A 53-year-old smoker female presented to our hospital with abdominal pain secondary to acute pancreatitis. Severe hypercalcemia was felt to be the precipitating cause of pancreatitis. Her work up showed SCLC with bone marrow metastases as the only site of extra-thoracic metastases. We review the literature regarding hypercalcemia mechanisms in patients with SCLC.

Introduction

Hypercalcemia is a relatively common metabolic complication in patients with cancer, occurring in approximately 25 percent of cases. It occurs in patients with both solid tumors and hematologic malignancies. The most common cancers associated with hypercalcemia are breast, non-small cell lung cancer and multiple myeloma.

Hypercalcemia is rarely associated to SCLC even in the setting of bone metastases.

We review the case of a patient with newly diagnosed SCLC who presented with acute pancreatitis triggered by hypercalcemia of malignancy. Both events are very rare. The molecular mechanisms that mediate hypercalcemia in SCLC are not clear.

Case Report

A 53-year-old Caucasian female was admitted for acute pancreatitis secondary to hypercalcemia. She reported constitutional symptoms of weight loss, altered taste and generalized weakness. Upon admission her calcium level was 15.5 mg/dl; phosphorus was 4.2 mg/dl.

Further laboratory work-up showed: Alkaline phosphatase 79; PTH was 4.4; PTHrP was < 1.1. TSH was normal, 1.25 (OH) vitamin D and 25-OH vitamin D were low. SPEP and UPEP were consistent with acute inflammation but no monoclonal proteins were present.
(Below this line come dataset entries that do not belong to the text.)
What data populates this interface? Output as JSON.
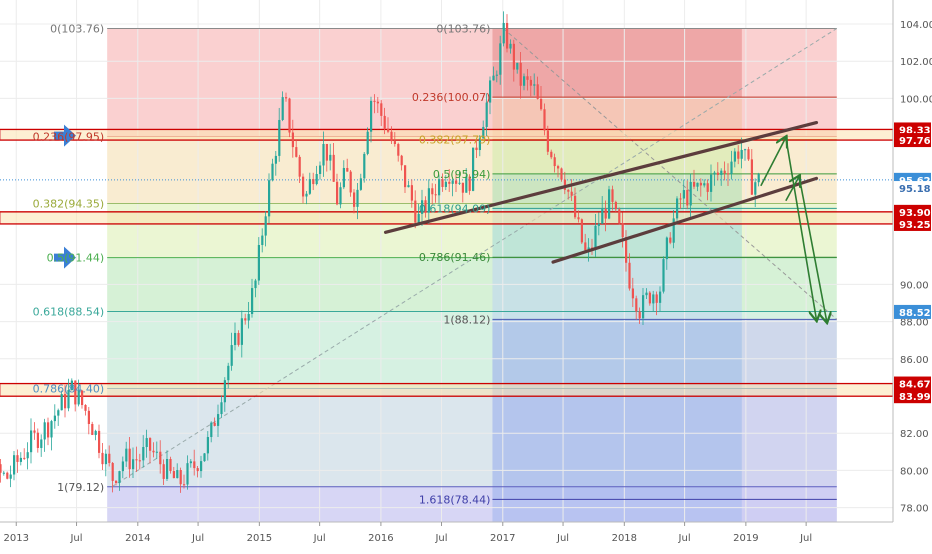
{
  "chart_data": {
    "type": "line",
    "title": "",
    "xlabel": "",
    "ylabel": "",
    "x_range": [
      "2012-06-01",
      "2019-10-01"
    ],
    "ylim": [
      77,
      105
    ],
    "grid": true,
    "colors": {
      "candle_up": "#26a69a",
      "candle_down": "#ef5350",
      "fib_zone_red": "#f8c0c0",
      "fib_zone_green": "#c8ecc8",
      "fib_zone_blue": "#c4e2f4",
      "fib_zone_gray": "#e3e3e3",
      "fib_zone_purple": "#c9c8f2",
      "support_zone": "#fde3b0",
      "zone_border": "#cc0000",
      "channel": "#5c3d3d",
      "projection_arrow": "#2e7d32",
      "marker_arrow": "#3a7fd5",
      "price_tag": "#cc0000",
      "current_price_tag": "#3b8fd8"
    },
    "x_ticks": [
      {
        "label": "2013",
        "date": "2013-01-01"
      },
      {
        "label": "Jul",
        "date": "2013-07-01"
      },
      {
        "label": "2014",
        "date": "2014-01-01"
      },
      {
        "label": "Jul",
        "date": "2014-07-01"
      },
      {
        "label": "2015",
        "date": "2015-01-01"
      },
      {
        "label": "Jul",
        "date": "2015-07-01"
      },
      {
        "label": "2016",
        "date": "2016-01-01"
      },
      {
        "label": "Jul",
        "date": "2016-07-01"
      },
      {
        "label": "2017",
        "date": "2017-01-01"
      },
      {
        "label": "Jul",
        "date": "2017-07-01"
      },
      {
        "label": "2018",
        "date": "2018-01-01"
      },
      {
        "label": "Jul",
        "date": "2018-07-01"
      },
      {
        "label": "2019",
        "date": "2019-01-01"
      },
      {
        "label": "Jul",
        "date": "2019-07-01"
      }
    ],
    "y_ticks": [
      {
        "label": "104.00",
        "value": 104
      },
      {
        "label": "102.00",
        "value": 102
      },
      {
        "label": "100.00",
        "value": 100
      },
      {
        "label": "90.00",
        "value": 90
      },
      {
        "label": "88.00",
        "value": 88
      },
      {
        "label": "86.00",
        "value": 86
      },
      {
        "label": "82.00",
        "value": 82
      },
      {
        "label": "80.00",
        "value": 80
      },
      {
        "label": "78.00",
        "value": 78
      }
    ],
    "price_tags": [
      {
        "label": "98.33",
        "value": 98.33,
        "style": "red"
      },
      {
        "label": "97.76",
        "value": 97.76,
        "style": "red"
      },
      {
        "label": "95.62",
        "value": 95.62,
        "style": "current"
      },
      {
        "label": "95.18",
        "value": 95.18,
        "style": "plain"
      },
      {
        "label": "93.90",
        "value": 93.9,
        "style": "red"
      },
      {
        "label": "93.25",
        "value": 93.25,
        "style": "red"
      },
      {
        "label": "88.52",
        "value": 88.52,
        "style": "blue"
      },
      {
        "label": "84.67",
        "value": 84.67,
        "style": "red"
      },
      {
        "label": "83.99",
        "value": 83.99,
        "style": "red"
      }
    ],
    "fib_retracement_1": {
      "start": "2013-10-01",
      "end": "2019-10-01",
      "levels": [
        {
          "label": "0(103.76)",
          "value": 103.76
        },
        {
          "label": "0.236(97.95)",
          "value": 97.95
        },
        {
          "label": "0.382(94.35)",
          "value": 94.35
        },
        {
          "label": "0.5(91.44)",
          "value": 91.44
        },
        {
          "label": "0.618(88.54)",
          "value": 88.54
        },
        {
          "label": "0.786(84.40)",
          "value": 84.4
        },
        {
          "label": "1(79.12)",
          "value": 79.12
        }
      ]
    },
    "fib_retracement_2": {
      "start": "2016-12-01",
      "end": "2019-10-01",
      "inner_end": "2018-12-20",
      "levels": [
        {
          "label": "0(103.76)",
          "value": 103.76
        },
        {
          "label": "0.236(100.07)",
          "value": 100.07
        },
        {
          "label": "0.382(97.79)",
          "value": 97.79
        },
        {
          "label": "0.5(95.94)",
          "value": 95.94
        },
        {
          "label": "0.618(94.09)",
          "value": 94.09
        },
        {
          "label": "0.786(91.46)",
          "value": 91.46
        },
        {
          "label": "1(88.12)",
          "value": 88.12
        },
        {
          "label": "1.618(78.44)",
          "value": 78.44
        }
      ]
    },
    "support_zones": [
      {
        "top": 98.33,
        "bottom": 97.76
      },
      {
        "top": 93.9,
        "bottom": 93.25
      },
      {
        "top": 84.67,
        "bottom": 83.99
      }
    ],
    "current_price": 95.62,
    "channel_lines": [
      {
        "x1": "2016-01-15",
        "y1": 92.8,
        "x2": "2019-08-01",
        "y2": 98.7
      },
      {
        "x1": "2017-06-01",
        "y1": 91.2,
        "x2": "2019-08-01",
        "y2": 95.7
      }
    ],
    "projection_arrows": [
      {
        "points": [
          [
            "2019-02-15",
            95.3
          ],
          [
            "2019-05-01",
            97.9
          ],
          [
            "2019-08-01",
            88.1
          ]
        ]
      },
      {
        "points": [
          [
            "2019-05-01",
            94.5
          ],
          [
            "2019-06-10",
            95.8
          ],
          [
            "2019-09-01",
            88.0
          ]
        ]
      }
    ],
    "marker_arrows": [
      98.0,
      91.44
    ],
    "series": [
      {
        "points": [
          [
            "2012-06-01",
            80.8
          ],
          [
            "2012-08-01",
            81.8
          ],
          [
            "2012-10-01",
            80.0
          ],
          [
            "2012-12-01",
            79.6
          ],
          [
            "2013-02-01",
            81.3
          ],
          [
            "2013-04-01",
            82.4
          ],
          [
            "2013-06-15",
            84.4
          ],
          [
            "2013-08-01",
            83.0
          ],
          [
            "2013-09-01",
            81.6
          ],
          [
            "2013-10-15",
            79.6
          ],
          [
            "2013-11-15",
            80.6
          ],
          [
            "2014-01-01",
            80.6
          ],
          [
            "2014-02-01",
            81.2
          ],
          [
            "2014-04-01",
            79.8
          ],
          [
            "2014-05-01",
            79.3
          ],
          [
            "2014-06-15",
            80.2
          ],
          [
            "2014-08-01",
            81.6
          ],
          [
            "2014-09-15",
            85.0
          ],
          [
            "2014-11-01",
            87.6
          ],
          [
            "2014-12-15",
            89.8
          ],
          [
            "2015-01-15",
            94.0
          ],
          [
            "2015-03-13",
            100.0
          ],
          [
            "2015-04-15",
            97.0
          ],
          [
            "2015-05-15",
            94.5
          ],
          [
            "2015-06-15",
            96.5
          ],
          [
            "2015-07-15",
            97.5
          ],
          [
            "2015-08-20",
            94.5
          ],
          [
            "2015-09-15",
            96.0
          ],
          [
            "2015-10-15",
            94.5
          ],
          [
            "2015-12-01",
            100.2
          ],
          [
            "2016-01-15",
            98.5
          ],
          [
            "2016-03-01",
            96.0
          ],
          [
            "2016-04-20",
            93.5
          ],
          [
            "2016-06-01",
            95.0
          ],
          [
            "2016-07-15",
            96.2
          ],
          [
            "2016-09-15",
            95.2
          ],
          [
            "2016-10-15",
            98.0
          ],
          [
            "2016-12-01",
            101.0
          ],
          [
            "2017-01-03",
            103.6
          ],
          [
            "2017-02-15",
            101.0
          ],
          [
            "2017-04-01",
            100.5
          ],
          [
            "2017-05-15",
            97.5
          ],
          [
            "2017-07-01",
            95.8
          ],
          [
            "2017-08-15",
            92.8
          ],
          [
            "2017-09-08",
            91.3
          ],
          [
            "2017-10-15",
            93.5
          ],
          [
            "2017-11-15",
            94.5
          ],
          [
            "2017-12-15",
            92.8
          ],
          [
            "2018-01-15",
            90.2
          ],
          [
            "2018-02-15",
            88.6
          ],
          [
            "2018-03-15",
            89.5
          ],
          [
            "2018-04-15",
            89.8
          ],
          [
            "2018-05-15",
            92.8
          ],
          [
            "2018-06-15",
            94.6
          ],
          [
            "2018-08-15",
            95.2
          ],
          [
            "2018-10-15",
            96.0
          ],
          [
            "2018-12-14",
            97.4
          ],
          [
            "2019-01-15",
            95.5
          ],
          [
            "2019-02-15",
            95.6
          ]
        ]
      }
    ]
  }
}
CT Chest (Fig. 1) showed a 3.7 cm right hilar mass, bronchoscopic biopsy (Fig. 2) showed small cell lung carcinoma (SCLC). Staging work up ruled out brain, liver or adrenal lesions. Her bone scan was negative for metastases.

Figure 1

CT chest.

Figure 2

Bronchial brushing and biopsy.

Due to significant anemia and thrombocytopenia, she had a bone marrow biopsy, which showed invasion with small cell carcinoma (Fig. 3).

Figure 3

Bone marrow biopsy.

The patient’s hypercalcemia did not respond to intravenous hydration alone. She required intravenous zoledronic acid to bring her calcium levels within normal range. She received her first round of platinum-based chemotherapy prior to discharge.

Discussion

Hypercalcemia is a very unusual metabolic complication in SCLC patients. There are few reports in the literature that discuss hypercalcemia seen in this clinical scenario [1-8].
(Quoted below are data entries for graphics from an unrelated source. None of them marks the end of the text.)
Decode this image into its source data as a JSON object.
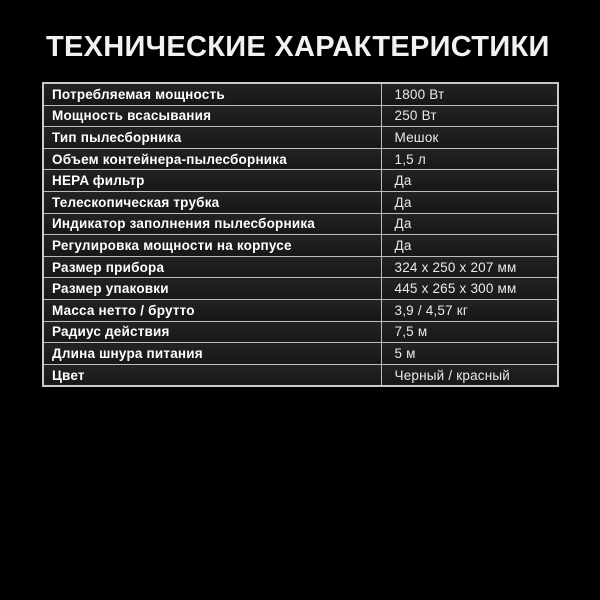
{
  "title": "ТЕХНИЧЕСКИЕ ХАРАКТЕРИСТИКИ",
  "colors": {
    "background": "#000000",
    "cell_background": "#1d1d1d",
    "border": "#bcbcbc",
    "title_text": "#f2f2f2",
    "label_text": "#ffffff",
    "value_text": "#e9e9e9"
  },
  "table": {
    "columns": [
      "characteristic",
      "value"
    ],
    "rows": [
      {
        "label": "Потребляемая мощность",
        "value": "1800 Вт"
      },
      {
        "label": "Мощность всасывания",
        "value": "250 Вт"
      },
      {
        "label": "Тип пылесборника",
        "value": "Мешок"
      },
      {
        "label": "Объем контейнера-пылесборника",
        "value": "1,5 л"
      },
      {
        "label": "HEPA фильтр",
        "value": "Да"
      },
      {
        "label": "Телескопическая трубка",
        "value": "Да"
      },
      {
        "label": "Индикатор заполнения пылесборника",
        "value": "Да"
      },
      {
        "label": "Регулировка мощности на корпусе",
        "value": "Да"
      },
      {
        "label": "Размер прибора",
        "value": "324 х 250 х 207 мм"
      },
      {
        "label": "Размер упаковки",
        "value": "445 х 265 х 300 мм"
      },
      {
        "label": "Масса нетто / брутто",
        "value": "3,9 / 4,57 кг"
      },
      {
        "label": "Радиус действия",
        "value": "7,5 м"
      },
      {
        "label": "Длина шнура питания",
        "value": "5 м"
      },
      {
        "label": "Цвет",
        "value": "Черный / красный"
      }
    ]
  }
}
The mechanism of hypercalcemia in SCLC is unknown. There is an isolated case report of PTHrP-mediated hypercalcemia in a patient with SCLC [2]. In another case report, a patient had an elevated PTH associated to SCLC as the mechanism to explain hypercalcemia [1].

Based on our patient’s initial laboratory findings of hypercalcemia and normal phosphorus level, it was suspected that the hypercalcemia was not PTH-mediated. Her PTH level was indeed suppressed. PTHrP level was undetectable. Other causes of hypercalcemia were ruled out in our patient. She did not have excessive vitamin D levels, associated plasma cell dyscrasia, thyroid abnormalities or findings suggestive of granulomatous disease.
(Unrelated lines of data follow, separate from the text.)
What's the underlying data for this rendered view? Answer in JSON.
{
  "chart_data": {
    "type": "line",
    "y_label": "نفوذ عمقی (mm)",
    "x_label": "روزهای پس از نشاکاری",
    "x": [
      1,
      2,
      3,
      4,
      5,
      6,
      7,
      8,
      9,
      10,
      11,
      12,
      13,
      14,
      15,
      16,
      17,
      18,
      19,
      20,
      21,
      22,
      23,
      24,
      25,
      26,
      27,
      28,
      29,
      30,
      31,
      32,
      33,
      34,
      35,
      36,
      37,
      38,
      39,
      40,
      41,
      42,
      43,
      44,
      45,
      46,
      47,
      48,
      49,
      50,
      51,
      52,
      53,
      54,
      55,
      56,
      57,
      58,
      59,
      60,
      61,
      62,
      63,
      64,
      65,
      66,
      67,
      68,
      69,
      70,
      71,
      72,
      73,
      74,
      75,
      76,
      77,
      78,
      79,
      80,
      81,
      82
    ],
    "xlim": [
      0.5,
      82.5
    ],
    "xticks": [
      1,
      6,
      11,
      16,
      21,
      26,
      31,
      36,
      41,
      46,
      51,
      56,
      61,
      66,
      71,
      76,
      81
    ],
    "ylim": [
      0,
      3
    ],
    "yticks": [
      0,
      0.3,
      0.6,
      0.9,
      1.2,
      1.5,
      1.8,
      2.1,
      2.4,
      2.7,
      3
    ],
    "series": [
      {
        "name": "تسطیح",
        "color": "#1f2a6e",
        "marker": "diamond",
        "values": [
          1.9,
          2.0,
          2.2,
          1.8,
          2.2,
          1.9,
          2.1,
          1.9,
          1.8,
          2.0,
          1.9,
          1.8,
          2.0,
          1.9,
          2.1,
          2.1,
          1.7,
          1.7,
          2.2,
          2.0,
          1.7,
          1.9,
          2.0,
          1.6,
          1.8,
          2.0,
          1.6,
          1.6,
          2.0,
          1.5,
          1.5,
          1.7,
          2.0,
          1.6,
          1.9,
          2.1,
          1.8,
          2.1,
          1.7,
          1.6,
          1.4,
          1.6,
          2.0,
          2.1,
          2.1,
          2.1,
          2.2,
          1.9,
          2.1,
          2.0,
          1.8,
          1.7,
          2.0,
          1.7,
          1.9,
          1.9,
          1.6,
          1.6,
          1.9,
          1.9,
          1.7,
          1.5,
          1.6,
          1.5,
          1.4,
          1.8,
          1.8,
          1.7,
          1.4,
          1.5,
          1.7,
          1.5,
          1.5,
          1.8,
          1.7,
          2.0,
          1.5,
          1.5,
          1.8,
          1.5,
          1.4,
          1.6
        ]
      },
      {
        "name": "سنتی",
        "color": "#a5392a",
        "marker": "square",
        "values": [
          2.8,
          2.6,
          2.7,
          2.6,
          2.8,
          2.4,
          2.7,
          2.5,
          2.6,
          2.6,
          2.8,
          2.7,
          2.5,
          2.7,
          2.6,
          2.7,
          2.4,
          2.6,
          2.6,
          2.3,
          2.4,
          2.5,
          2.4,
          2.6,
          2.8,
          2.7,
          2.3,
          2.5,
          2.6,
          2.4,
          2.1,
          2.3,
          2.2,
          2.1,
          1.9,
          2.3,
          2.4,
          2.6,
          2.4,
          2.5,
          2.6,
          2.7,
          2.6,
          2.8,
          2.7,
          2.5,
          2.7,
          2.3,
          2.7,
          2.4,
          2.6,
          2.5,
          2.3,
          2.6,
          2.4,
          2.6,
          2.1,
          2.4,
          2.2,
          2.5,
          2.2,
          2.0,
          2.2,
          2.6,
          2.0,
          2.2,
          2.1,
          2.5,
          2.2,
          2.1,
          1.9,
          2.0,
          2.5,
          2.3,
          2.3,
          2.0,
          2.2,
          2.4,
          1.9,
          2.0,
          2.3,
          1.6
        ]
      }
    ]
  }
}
There is not a single unifying mechanism to explain the rare event of hypercalcemia in SCLC patients [3, 5]. The common denominator in most reports seems to be either bone or bone marrow involvement [4]. On the other hand we note that bone metastases are fairly common in SCLC but its association with hypercalcemia is not. Therefore we are left with the hypothesis that bone marrow invasion is the underlying mechanism to explain this unusual phenomenon. In our patient’s case we speculate that bone marrow invasion by SCLC was associated to cytokine production with subsequent osteoclastic stimulation. This in turn led to abnormal elevation in calcium levels. Possible mediators would be IL-6, RANK-L or TNF alpha. The management of hypercalcemia in these patients remains unchanged with IV fluids, loop diuretics and bisphosphonates.